I go to Maryam and kneel in front of her. She takes Pomegranate from me. I put my head on her lap and feel the shaking of her legs. She is shaking all over. I say: “Why are you quiet? Cry, cry a little, shout a little, scream; you shouldn’t be so quiet now; it is your right to scream.”
She screams and from the deepest part of her heart she wails. Wailing, wailing, wailing…
Sepideh Zamani
Sepideh Zamani was born in October of 1973 in Iran, Mazandaran in the city Shahi. Zamani spent many years establishing herself as a short story writer amongst interested readers. After years of writing, she decided to gather and publish her written works. Her first series of short stories, Barbuda, was published in Iran.

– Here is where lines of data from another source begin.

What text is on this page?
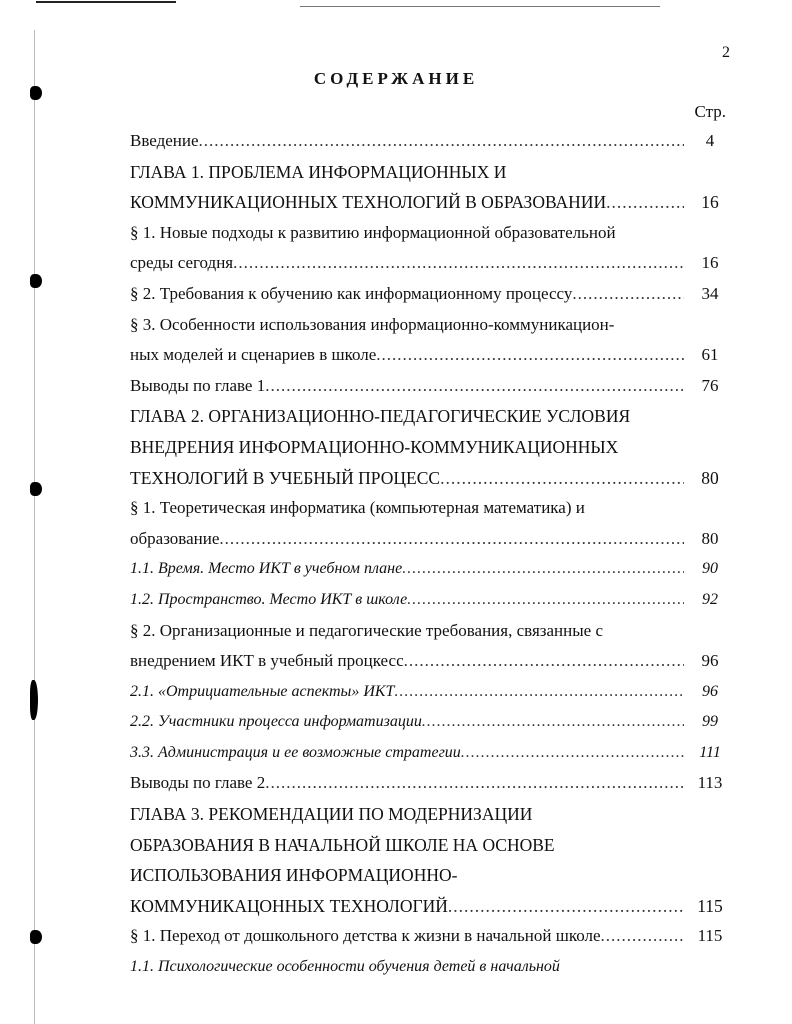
2
СОДЕРЖАНИЕ
Стр.
Введение .....	4
ГЛАВА 1. ПРОБЛЕМА ИНФОРМАЦИОННЫХ И
КОММУНИКАЦИОННЫХ ТЕХНОЛОГИЙ В ОБРАЗОВАНИИ .....	16
§ 1. Новые подходы к развитию информационной образовательной
среды сегодня .....	16
§ 2. Требования к обучению как информационному процессу .....	34
§ 3. Особенности использования информационно-коммуникацион-
ных моделей и сценариев в школе .....	61
Выводы по главе 1 .....	76
ГЛАВА 2. ОРГАНИЗАЦИОННО-ПЕДАГОГИЧЕСКИЕ УСЛОВИЯ
ВНЕДРЕНИЯ ИНФОРМАЦИОННО-КОММУНИКАЦИОННЫХ
ТЕХНОЛОГИЙ В УЧЕБНЫЙ ПРОЦЕСС .....	80
§ 1. Теоретическая информатика (компьютерная математика) и
образование .....	80
1.1. Время. Место ИКТ в учебном плане .....	90
1.2. Пространство. Место ИКТ в школе .....	92
§ 2. Организационные и педагогические требования, связанные с
внедрением ИКТ в учебный процкесс .....	96
2.1. «Отрициательные аспекты» ИКТ .....	96
2.2. Участники процесса информатизации .....	99
3.3. Администрация и ее возможные стратегии .....	111
Выводы по главе 2 .....	113
ГЛАВА 3. РЕКОМЕНДАЦИИ ПО МОДЕРНИЗАЦИИ
ОБРАЗОВАНИЯ В НАЧАЛЬНОЙ ШКОЛЕ НА ОСНОВЕ
ИСПОЛЬЗОВАНИЯ ИНФОРМАЦИОННО-
КОММУНИКАЦОННЫХ ТЕХНОЛОГИЙ .....	115
§ 1. Переход от дошкольного детства к жизни в начальной школе .....	115
1.1. Психологические особенности обучения детей в начальной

Zamani’s most recent novel, Ouroboros, is the second of her published works. Ouroboros, meaning a symbol of cycle, tells the story of what should have been an eternity of love and happiness ever after, turning, instead, into a cycle of pain and misery. Zamani has a number of other short stories, varying in genre. Her second collection, “Sleeping in a Dark Cave,“ is focused on illness and death during exile. Her third short story collection, “Women Looking at the Sky“ revolves around the topic of women’s rights. She graduated from Law school in 1999 and left Iran a year later. Zamani has lived in Washington DC since 2000.